I recall a man excitedly running from camper to camper one day, telling everyone that he’d seen tracks. The men pulled knit camps down over their ears and walked the mile and a half to the mudhole just to see the tracks for themselves – proof that they did not hunt in vein.
A snapping twig caught my attention. I turned my head and saw a big 10-pointer going directly to the scrape twenty yards behind my stand. He began pawing the dirt and rubbing his antlers and head in the beach limb above the scrape. I was ready for the shot. All he had to do was continue forward for maybe three steps.
He took two then turned 90-degrees. I watched the buck disappear over the ridge in seconds, but before my heart could sink at the missed opportunity, I heard something behind me. Slowly, carefully, I turned around to find another nice buck eating a few acorns as he also made his way to the scrape. His path would take him ten yards behind my stand. I readied my bow.

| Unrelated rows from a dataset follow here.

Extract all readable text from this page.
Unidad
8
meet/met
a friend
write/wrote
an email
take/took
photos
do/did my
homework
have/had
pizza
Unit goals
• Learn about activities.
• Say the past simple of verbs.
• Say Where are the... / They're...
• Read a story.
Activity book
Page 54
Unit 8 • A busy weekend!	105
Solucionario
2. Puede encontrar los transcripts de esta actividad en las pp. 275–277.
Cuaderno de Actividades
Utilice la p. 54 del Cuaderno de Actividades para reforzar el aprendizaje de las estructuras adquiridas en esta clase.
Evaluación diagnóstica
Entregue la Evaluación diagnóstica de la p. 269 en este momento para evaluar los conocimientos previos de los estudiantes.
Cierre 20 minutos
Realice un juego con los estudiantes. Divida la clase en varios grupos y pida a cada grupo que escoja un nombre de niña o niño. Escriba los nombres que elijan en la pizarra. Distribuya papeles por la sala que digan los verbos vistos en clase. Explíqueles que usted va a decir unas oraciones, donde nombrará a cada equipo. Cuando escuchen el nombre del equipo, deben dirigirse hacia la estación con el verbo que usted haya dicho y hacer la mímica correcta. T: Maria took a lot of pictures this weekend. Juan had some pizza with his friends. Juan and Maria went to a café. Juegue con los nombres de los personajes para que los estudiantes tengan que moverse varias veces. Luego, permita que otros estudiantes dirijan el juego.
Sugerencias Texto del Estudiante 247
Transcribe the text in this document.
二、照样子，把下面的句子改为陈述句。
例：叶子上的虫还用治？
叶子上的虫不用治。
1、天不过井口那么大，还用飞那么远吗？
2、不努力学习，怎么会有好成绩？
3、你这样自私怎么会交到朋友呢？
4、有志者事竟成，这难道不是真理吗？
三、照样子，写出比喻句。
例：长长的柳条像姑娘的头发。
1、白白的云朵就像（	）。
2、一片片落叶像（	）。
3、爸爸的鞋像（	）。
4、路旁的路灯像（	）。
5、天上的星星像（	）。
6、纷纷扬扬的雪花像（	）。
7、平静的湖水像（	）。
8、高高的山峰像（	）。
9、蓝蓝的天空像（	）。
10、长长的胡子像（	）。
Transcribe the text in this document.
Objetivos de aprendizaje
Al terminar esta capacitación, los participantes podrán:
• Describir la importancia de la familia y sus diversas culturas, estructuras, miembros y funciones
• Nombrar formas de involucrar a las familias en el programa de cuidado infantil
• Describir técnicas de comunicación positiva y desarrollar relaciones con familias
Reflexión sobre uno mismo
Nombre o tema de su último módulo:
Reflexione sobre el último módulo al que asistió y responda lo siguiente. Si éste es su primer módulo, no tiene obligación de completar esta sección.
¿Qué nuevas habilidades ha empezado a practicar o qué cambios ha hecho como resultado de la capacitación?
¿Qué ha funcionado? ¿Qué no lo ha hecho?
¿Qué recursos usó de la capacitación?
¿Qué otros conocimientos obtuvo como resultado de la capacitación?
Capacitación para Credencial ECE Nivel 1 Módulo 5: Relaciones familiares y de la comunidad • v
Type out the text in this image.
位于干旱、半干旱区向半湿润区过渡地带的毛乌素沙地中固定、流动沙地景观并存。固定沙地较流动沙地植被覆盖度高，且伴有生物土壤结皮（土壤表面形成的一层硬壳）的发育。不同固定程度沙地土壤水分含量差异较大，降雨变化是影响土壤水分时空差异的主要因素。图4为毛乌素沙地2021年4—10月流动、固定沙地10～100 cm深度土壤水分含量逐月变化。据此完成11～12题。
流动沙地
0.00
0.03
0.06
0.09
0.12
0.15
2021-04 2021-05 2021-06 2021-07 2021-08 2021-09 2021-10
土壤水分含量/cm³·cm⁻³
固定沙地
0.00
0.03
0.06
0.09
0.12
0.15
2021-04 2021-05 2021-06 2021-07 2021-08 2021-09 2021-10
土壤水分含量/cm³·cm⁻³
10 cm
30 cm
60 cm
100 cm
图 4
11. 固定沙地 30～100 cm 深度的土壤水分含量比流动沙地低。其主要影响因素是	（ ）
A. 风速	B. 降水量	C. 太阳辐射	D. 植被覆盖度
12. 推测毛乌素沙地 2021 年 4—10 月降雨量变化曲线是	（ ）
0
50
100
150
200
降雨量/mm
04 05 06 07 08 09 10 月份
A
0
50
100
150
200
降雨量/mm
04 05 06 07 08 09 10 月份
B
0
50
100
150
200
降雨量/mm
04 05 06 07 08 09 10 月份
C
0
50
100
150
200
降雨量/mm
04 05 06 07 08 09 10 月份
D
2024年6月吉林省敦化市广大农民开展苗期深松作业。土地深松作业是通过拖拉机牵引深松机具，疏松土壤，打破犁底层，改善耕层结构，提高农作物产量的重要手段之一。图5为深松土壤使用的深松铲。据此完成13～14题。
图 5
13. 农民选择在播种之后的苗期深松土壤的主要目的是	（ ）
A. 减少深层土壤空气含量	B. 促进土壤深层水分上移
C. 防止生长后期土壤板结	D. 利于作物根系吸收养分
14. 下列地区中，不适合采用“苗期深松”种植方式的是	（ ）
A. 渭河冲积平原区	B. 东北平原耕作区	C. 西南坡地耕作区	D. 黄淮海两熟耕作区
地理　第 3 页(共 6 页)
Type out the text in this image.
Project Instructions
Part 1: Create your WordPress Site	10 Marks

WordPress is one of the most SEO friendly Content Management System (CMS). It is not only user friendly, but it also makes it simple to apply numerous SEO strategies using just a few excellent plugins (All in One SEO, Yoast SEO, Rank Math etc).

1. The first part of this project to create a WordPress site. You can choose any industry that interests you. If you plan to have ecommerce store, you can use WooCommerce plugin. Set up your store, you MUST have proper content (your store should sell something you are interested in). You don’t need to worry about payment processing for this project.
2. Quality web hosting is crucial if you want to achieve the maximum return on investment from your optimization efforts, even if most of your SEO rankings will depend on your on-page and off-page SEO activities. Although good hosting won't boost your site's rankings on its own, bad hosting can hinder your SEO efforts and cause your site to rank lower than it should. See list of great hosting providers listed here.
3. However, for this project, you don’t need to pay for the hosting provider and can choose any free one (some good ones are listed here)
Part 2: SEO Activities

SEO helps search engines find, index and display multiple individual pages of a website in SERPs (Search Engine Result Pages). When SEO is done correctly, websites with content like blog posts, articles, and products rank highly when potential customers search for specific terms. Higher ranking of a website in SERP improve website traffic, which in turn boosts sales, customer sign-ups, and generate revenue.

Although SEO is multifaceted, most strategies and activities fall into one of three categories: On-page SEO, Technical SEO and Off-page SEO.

When the buck stepped into the gap, I hit anchor, set the gap, took one more second to make dang sure the sight picture was right, and the arrow was gone. It disappeared into him right behind the shoulder. Perfect!
The buck ran about thirty yards and stopped. I figured he’d go down right there. It would be over in seconds. He stood for maybe fifteen seconds then began falling forward. With momentum on his side the dying buck stumbled for almost 200 yards off a steep bluff. Just my luck.
I finally heard him crash.
It was a beautiful and exciting morning for me. I love this time of year. The orange and yellow leaves will last a couple more weeks before a gray cold will take over. Today, I was hunting with a bow my friend, James Parker, gave me. I saw James at a 3D archery shoot a few months back. I bragged on his bow, so he handed it to me. He said, “Shoot a deer with it and send me a picture.”
Here you go my friend.
45# longbow. 5/16” cedar arrows with an Ace 125 grain broadhead.